La fin d’année et le début de l’année nouvelle sont souvent l’occasion de tirer le bilan de la période écoulée et de se fixer de nouveaux objectifs, espérant par là améliorer notre existence. Las, ces bonnes dispositions demeurent souvent lettre morte car il est difficile de changer.
Ce qui est vrai des individus l’est également des sociétés. Ainsi des lendemains d’élections, quand les promesses électorales se transforment en projets de réformes dans les programmes de gouvernement, au risque de demeurer pareilles à des vœux pieux ou de n’apporter aucune amélioration.
Il est également des moments de rupture dans la vie des individus comme des sociétés. Un événement soudain change le sens de l’existence et oblige à changer de cap, comme le voilier dans la tempête se déroute pour trouver un temps meilleur. De nouvelles contraintes, ressenties désormais comme insupportables ou inacceptables, suscitent des prises de conscience et des convulsions sociales qui remettent en question le fonctionnement de la société et contraignent au changement.
Face à l’abîme, les individus comme les peuples hésitent à avancer et préfèrent se replier sur des solutions connues, parce qu’anciennes et traditionnelles, ou sur davantage d’ordre et d’autorité, parce qu’ils donnent le sentiment du contrôle et de la sécurité. Toutes ces attitudes sont compréhensibles. Mais elles découragent l’innovation en la présentant comme dangereuse, quand elle est seulement nécessaire.

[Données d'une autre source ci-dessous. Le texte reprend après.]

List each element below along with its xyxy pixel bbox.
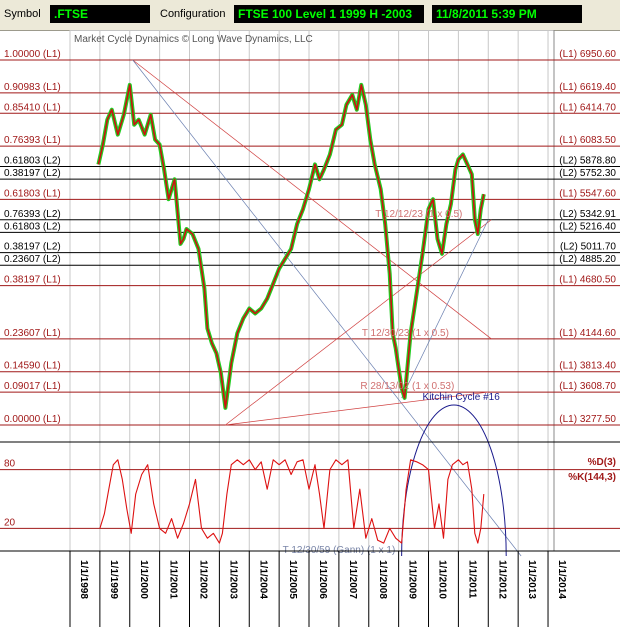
x-tick-label-1998: 1/1/1998 (78, 560, 89, 599)
x-tick-label-2002: 1/1/2002 (198, 560, 209, 599)
x-tick-label-2008: 1/1/2008 (377, 560, 388, 599)
x-tick-label-2013: 1/1/2013 (526, 560, 537, 599)
x-tick-label-2011: 1/1/2011 (466, 560, 477, 599)
price-level-label-left: 0.09017 (L1) (4, 381, 61, 392)
price-level-label-right: (L2) 5878.80 (559, 156, 616, 167)
indicator-level-label: 20 (4, 517, 16, 528)
price-level-label-left: 0.61803 (L1) (4, 188, 61, 199)
chart-area: 1.00000 (L1) (L1) 6950.60 0.90983 (L1) (L1)… (0, 30, 620, 627)
price-level-label-right: (L1) 3277.50 (559, 414, 616, 425)
x-tick-label-2010: 1/1/2010 (437, 560, 448, 599)
price-series (96, 82, 486, 410)
price-level-label-left: 0.76393 (L1) (4, 135, 61, 146)
annotation-3: Kitchin Cycle #16 (423, 392, 501, 403)
price-level-label-left: 0.38197 (L1) (4, 275, 61, 286)
x-tick-label-2007: 1/1/2007 (347, 560, 358, 599)
datetime-field: 11/8/2011 5:39 PM (432, 5, 582, 23)
x-tick-label-1999: 1/1/1999 (108, 560, 119, 599)
price-level-label-right: (L1) 4680.50 (559, 275, 616, 286)
chart-title: Market Cycle Dynamics © Long Wave Dynami… (74, 34, 313, 45)
price-level-label-right: (L2) 5216.40 (559, 221, 616, 232)
x-tick-label-2009: 1/1/2009 (407, 560, 418, 599)
price-level-label-left: 0.38197 (L2) (4, 168, 61, 179)
grid (69, 30, 549, 551)
x-axis: 1/1/1998 1/1/1999 1/1/2000 1/1/2001 1/1/2002… (0, 550, 620, 627)
x-tick-label-2003: 1/1/2003 (227, 560, 238, 599)
price-level-label-right: (L1) 6083.50 (559, 135, 616, 146)
price-level-label-left: 0.38197 (L2) (4, 242, 61, 253)
header-bar: Symbol .FTSE Configuration FTSE 100 Leve… (0, 0, 620, 31)
price-level-label-right: (L1) 3608.70 (559, 381, 616, 392)
x-tick-label-2000: 1/1/2000 (138, 560, 149, 599)
trend-line-gann (132, 59, 522, 557)
price-level-label-left: 0.23607 (L1) (4, 328, 61, 339)
price-level-label-left: 0.76393 (L2) (4, 209, 61, 220)
trend-lines (132, 59, 522, 557)
trend-line-bottom-2 (225, 391, 489, 426)
x-tick-label-2005: 1/1/2005 (287, 560, 298, 599)
x-tick-label-2004: 1/1/2004 (257, 560, 268, 599)
price-level-label-right: (L1) 5547.60 (559, 188, 616, 199)
kitchin-arc (401, 404, 507, 557)
indicator-d-label: %D(3) (588, 457, 616, 468)
x-tick-label-2014: 1/1/2014 (556, 560, 567, 599)
k-line (99, 459, 485, 544)
price-level-label-right: (L1) 6414.70 (559, 102, 616, 113)
stochastic-indicator: 80 20 %D(3) %K(144,3) (0, 441, 620, 544)
x-tick-label-2012: 1/1/2012 (496, 560, 507, 599)
price-line (97, 84, 485, 409)
trend-line-top (132, 59, 492, 340)
symbol-field[interactable]: .FTSE (50, 5, 150, 23)
x-tick-label-2006: 1/1/2006 (317, 560, 328, 599)
price-level-label-left: 0.85410 (L1) (4, 102, 61, 113)
price-level-label-right: (L2) 5752.30 (559, 168, 616, 179)
trend-line-bottom-1 (225, 219, 492, 426)
x-tick-label-2001: 1/1/2001 (168, 560, 179, 599)
trend-line-rise (401, 219, 489, 399)
price-levels: 1.00000 (L1) (L1) 6950.60 0.90983 (L1) (L1)… (0, 49, 620, 426)
annotation-1: T 12/30/23 (1 x 0.5) (362, 328, 449, 339)
price-level-label-right: (L1) 6619.40 (559, 82, 616, 93)
price-level-label-right: (L2) 4885.20 (559, 254, 616, 265)
price-level-label-left: 0.61803 (L2) (4, 221, 61, 232)
price-level-label-right: (L2) 5011.70 (560, 242, 616, 253)
price-level-label-right: (L1) 3813.40 (559, 361, 616, 372)
annotation-0: T 12/12/23 (1 x 0.5) (375, 209, 462, 220)
price-level-label-left: 0.61803 (L2) (4, 156, 61, 167)
price-level-label-left: 1.00000 (L1) (4, 49, 61, 60)
price-level-label-left: 0.14590 (L1) (4, 361, 61, 372)
indicator-level-label: 80 (4, 459, 16, 470)
price-level-label-left: 0.23607 (L2) (4, 254, 61, 265)
configuration-field[interactable]: FTSE 100 Level 1 1999 H -2003 (234, 5, 424, 23)
price-level-label-right: (L2) 5342.91 (559, 209, 616, 220)
annotation-2: R 28/13/02 (1 x 0.53) (360, 381, 454, 392)
price-level-label-right: (L1) 6950.60 (559, 49, 616, 60)
price-level-label-left: 0.00000 (L1) (4, 414, 61, 425)
price-level-label-left: 0.90983 (L1) (4, 82, 61, 93)
kitchin-cycle-arc (401, 404, 507, 557)
symbol-label: Symbol (4, 8, 41, 20)
indicator-k-label: %K(144,3) (568, 472, 616, 483)
configuration-label: Configuration (160, 8, 226, 20)
price-level-label-right: (L1) 4144.60 (559, 328, 616, 339)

L’enseignement a-t-il un rôle à jouer dans ces moments de rupture? Assurément. Sans doute pas dans le sens de livrer aux élèves un plaidoyer en faveur du changement ou de l’immobilité. Cela conduirait l’enseignement à une forme d’endoctrinement qui tend à réduire l’esprit de liberté et la capacité de raisonner librement. Sa mission est plutôt celle d’informer, de lutter contre les préjugés, de doter les individus des instruments théoriques et pratiques dont ils ont besoin pour se réaliser dans la vie et, au travers de celle-ci, pour apporter à la société leur propre contribution d’hommes et de femmes libres.
Mais ce n’est pas tout. À moins de n’envisager le changement que contraint ou de ne prôner qu’une pseudo-immobilité face à la réalité mouvante, il n’est d’autre issue que d’assumer le changement en le voulant. Mais ceci suppose une volonté qui soit libre.
C’est la tâche de l’enseignement que d’éduquer à l’exercice de cette liberté.